Wired: The Relief Package Ushers In Trump’s Planned Economy
LAST WEEK THE Senate voted 96 to 0 on a bill that fundamentally reorients American politics. The relief package includes direct cash payouts to families that run into the hundreds of billions, and corporate bailouts for casinos, aerospace companies, airlines, hotel chains, and Wall Street firms that White House adviser Larry Kudlow argues will total $6 trillion. There are loans and grants to small businesses, as well as money for hospitals, states and cities, real estate interests, and obscure guarantees of risky bank debt.
The bill places immense power in the hands of a few actors, who will organize these programs and manage which financial institutions move the money into our commercial realm. Treasury secretary Steven Mnuchin has discretion over essentially unlimited financing for banks and big businesses, with aid from Federal Reserve chair Jay Powell, Small Business Administration head Jovita Carranza, and labor secretary Eugene Scalia.
In other words, government control over large swaths of the economy is our new normal. We are now living in a planned economy in which the financial futures of American families and businesses alike will be purely a function of political choices by Donald Trump’s cabinet. Our success in combating the coronavirus and restarting our economy depends on those decisions, and on the political pressure we the people apply in response.

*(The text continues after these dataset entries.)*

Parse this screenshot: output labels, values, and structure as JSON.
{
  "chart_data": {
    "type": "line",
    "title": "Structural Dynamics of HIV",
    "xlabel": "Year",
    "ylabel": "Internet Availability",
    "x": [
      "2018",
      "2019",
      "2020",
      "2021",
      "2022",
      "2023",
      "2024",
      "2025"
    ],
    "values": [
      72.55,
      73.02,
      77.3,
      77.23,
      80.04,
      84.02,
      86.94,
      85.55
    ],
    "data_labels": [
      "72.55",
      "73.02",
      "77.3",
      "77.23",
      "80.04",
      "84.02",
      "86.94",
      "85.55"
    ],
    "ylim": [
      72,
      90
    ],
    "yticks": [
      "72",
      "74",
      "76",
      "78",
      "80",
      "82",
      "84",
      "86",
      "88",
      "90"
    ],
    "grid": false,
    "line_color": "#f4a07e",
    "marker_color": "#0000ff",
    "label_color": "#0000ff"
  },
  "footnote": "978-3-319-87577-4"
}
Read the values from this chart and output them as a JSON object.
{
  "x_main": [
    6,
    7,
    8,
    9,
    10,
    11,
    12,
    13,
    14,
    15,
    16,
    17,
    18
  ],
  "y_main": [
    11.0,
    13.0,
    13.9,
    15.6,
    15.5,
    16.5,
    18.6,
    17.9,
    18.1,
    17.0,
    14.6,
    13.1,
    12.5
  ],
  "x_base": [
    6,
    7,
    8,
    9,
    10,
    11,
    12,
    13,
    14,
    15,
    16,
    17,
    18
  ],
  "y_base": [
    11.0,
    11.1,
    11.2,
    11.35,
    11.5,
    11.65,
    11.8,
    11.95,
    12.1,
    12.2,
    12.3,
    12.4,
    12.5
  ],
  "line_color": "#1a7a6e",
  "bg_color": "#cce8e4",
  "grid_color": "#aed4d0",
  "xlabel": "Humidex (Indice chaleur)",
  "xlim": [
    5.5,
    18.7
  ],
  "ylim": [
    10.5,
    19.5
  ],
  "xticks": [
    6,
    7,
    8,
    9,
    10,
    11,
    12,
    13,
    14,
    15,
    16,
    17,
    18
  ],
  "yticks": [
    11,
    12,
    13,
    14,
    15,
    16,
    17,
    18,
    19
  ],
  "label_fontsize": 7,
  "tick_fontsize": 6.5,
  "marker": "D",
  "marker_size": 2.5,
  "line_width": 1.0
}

While it’s tempting to see this bailout package as being similar to that of 2008, the analogy is flawed. During the Great Recession, the bailouts of Wall Street were an attempt to keep private credit flowing. The coronavirus relief bill, however, is an explicit takeover of Main Street-level activity by the state. It’s hard to wrap your mind around the ideological change that has taken place. Before this disease, Democrats were deeply skeptical of power grabs by the Trump administration. Today, Democrats are angry the President isn’t more aggressively commandeering private corporations and forcing them to make medical supplies. Think about what it means in a capitalist society for the government to take over the means of production. Now think about what it means for Democrats to demand that Trump seize more executive authority. Both of those things just happened.